Front Porch: Loss of easy socializing sharply felt during pandemic

During our new stay-home lives, I am not alone.

While I do take occasional trips to the grocery store, pharmacy, bank and elsewhere – all properly distanced and face-masked – I still, happily, have regular human contact, thanks to residing with my partner-in-crime of 53 years. We talk in the evenings about the day’s activities, and I can hear him moving about the house when we are doing separate things. It makes all the difference.

I know not everyone is so fortunate. Even so, the sense of isolation is growing. I am a more social person than my husband, in the sense that I need that outside in-person contact with friends to really feel right. He’s fine just cooling it at home when not working.

Of course, sequestering is a small sacrifice, I realize, in light of the monster that the COVID pandemic is … but still, increasing problems with it are real in my life. That need to get out into the world, to mingle and to, well, just do things again with others, is overwhelming.

I don’t want to become one of those people who flees to beaches or other crowded venues where recommended distancing protocols and behaviors aren’t or can’t be adhered to – things which are happening more in other parts of the nation, but still, in our neck of the woods, too.

COVID numbers are on the rise again, due in large part to just those activities and choices.

So here we are in Washington state at Stage 2 of reopening, where some going out, with restrictions and cautions, can be OK, and I am trying to remedy the blues and sense of disconnectedness in appropriate ways. On a pleasant summer afternoon late in June, I met my friend Isabelle in a city park. We sat on a bench in the shade, away from anyone else, she at one end and me at the other. And through our face masks we chatted about this and that for about 90 minutes.

On another day I picked up some dahlias from my friend Kris, walking down the breezeway between her house and garage and directly into her backyard, where we sat in safely distanced lawn chairs under her magnificent spruce tree while we talked for a while. I kept my face mask on.

My friend Marie came over one day, and we had a masked conversation out on my deck, sitting far apart, enjoying the weather and speaking of things in our lives, big and small.

These three carefully metered visits, which pass for true adventures these days, did so much to lift my spirits. Normally, we’d meet over lunch, but that’s off the menu (so to speak) for the time being. It didn’t matter. The conversation and closeness tasted just great.
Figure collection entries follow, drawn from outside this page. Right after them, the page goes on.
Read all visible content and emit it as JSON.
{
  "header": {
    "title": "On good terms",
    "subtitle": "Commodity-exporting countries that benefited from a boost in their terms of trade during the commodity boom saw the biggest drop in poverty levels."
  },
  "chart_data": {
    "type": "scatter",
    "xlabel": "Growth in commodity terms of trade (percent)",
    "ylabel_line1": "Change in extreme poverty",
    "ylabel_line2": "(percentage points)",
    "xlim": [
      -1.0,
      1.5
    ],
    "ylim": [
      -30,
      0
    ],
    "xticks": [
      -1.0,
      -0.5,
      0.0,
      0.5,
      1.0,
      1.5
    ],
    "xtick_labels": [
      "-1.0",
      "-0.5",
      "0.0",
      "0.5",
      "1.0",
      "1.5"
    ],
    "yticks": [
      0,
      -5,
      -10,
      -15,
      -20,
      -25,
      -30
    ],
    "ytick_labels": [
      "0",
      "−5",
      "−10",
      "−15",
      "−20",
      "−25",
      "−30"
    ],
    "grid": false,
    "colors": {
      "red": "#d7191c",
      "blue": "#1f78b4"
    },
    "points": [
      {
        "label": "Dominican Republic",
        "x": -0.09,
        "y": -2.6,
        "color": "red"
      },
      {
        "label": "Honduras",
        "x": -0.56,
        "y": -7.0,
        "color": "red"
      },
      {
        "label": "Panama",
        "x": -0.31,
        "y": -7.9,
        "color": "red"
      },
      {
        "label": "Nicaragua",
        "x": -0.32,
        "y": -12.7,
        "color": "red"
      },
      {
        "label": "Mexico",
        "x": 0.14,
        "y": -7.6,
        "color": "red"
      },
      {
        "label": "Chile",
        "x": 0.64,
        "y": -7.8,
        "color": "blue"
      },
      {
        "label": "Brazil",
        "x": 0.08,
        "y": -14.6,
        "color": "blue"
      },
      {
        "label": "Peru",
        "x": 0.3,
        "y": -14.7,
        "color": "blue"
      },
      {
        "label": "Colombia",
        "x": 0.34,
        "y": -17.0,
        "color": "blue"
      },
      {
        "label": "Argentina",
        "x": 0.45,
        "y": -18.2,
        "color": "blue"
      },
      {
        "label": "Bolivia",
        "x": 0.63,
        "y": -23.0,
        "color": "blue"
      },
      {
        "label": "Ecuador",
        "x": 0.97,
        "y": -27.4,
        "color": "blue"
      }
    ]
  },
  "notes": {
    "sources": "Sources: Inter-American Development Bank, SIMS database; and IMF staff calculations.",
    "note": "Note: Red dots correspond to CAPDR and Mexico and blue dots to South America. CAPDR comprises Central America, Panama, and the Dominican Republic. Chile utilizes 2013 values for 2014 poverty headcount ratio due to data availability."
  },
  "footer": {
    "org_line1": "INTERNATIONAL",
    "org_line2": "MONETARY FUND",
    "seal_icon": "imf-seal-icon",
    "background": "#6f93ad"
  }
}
While I couldn’t see anyone’s smile during these visits, I could see their eyes, body language and their whole selves – in person, right there before me. I never realized how important that was and how much I missed it for the few months we went without.

Of course I understand how deeply life-altering this is for so many, that the lack of in-person visiting pales next to job loss, empty kitchen cupboards, stir-crazy kids falling behind in their schooling, increasing homelessness and all the long-term psychological, social and other damage that is taking place because of this virus. And deaths. The ripples in this pond are going to go out far and wide, probably beyond my lifetime.

Yes, I know that, but I can only speak with confidence about my own pretty-darn-privileged reality, where loss and isolation and gloom are still real, no matter how comfortable the surroundings. And how fortunate I am that I can do these little things carefully with friends to make it feel better.

But there is a thing I can’t do and surely couldn’t or shouldn’t, even if it were possible. It would be outright startling to have an old lady run up to hug a stranger, even if that were socially acceptable, even in normal times, but I so want to go out and do just that – to warmly embrace a nurse, hospital cleaning staff member, a farmer, grocery worker, long-haul trucker and those who have been on duty throughout, and all the people who are keeping some semblance of normal in our lives and taking care of us when we fall ill. They are the stellar ones and they make me feel a bit hopeful.

That … and that guy napping on the recliner next to me with the TV on. And a few hours outdoors, face-to-masked-face with friends.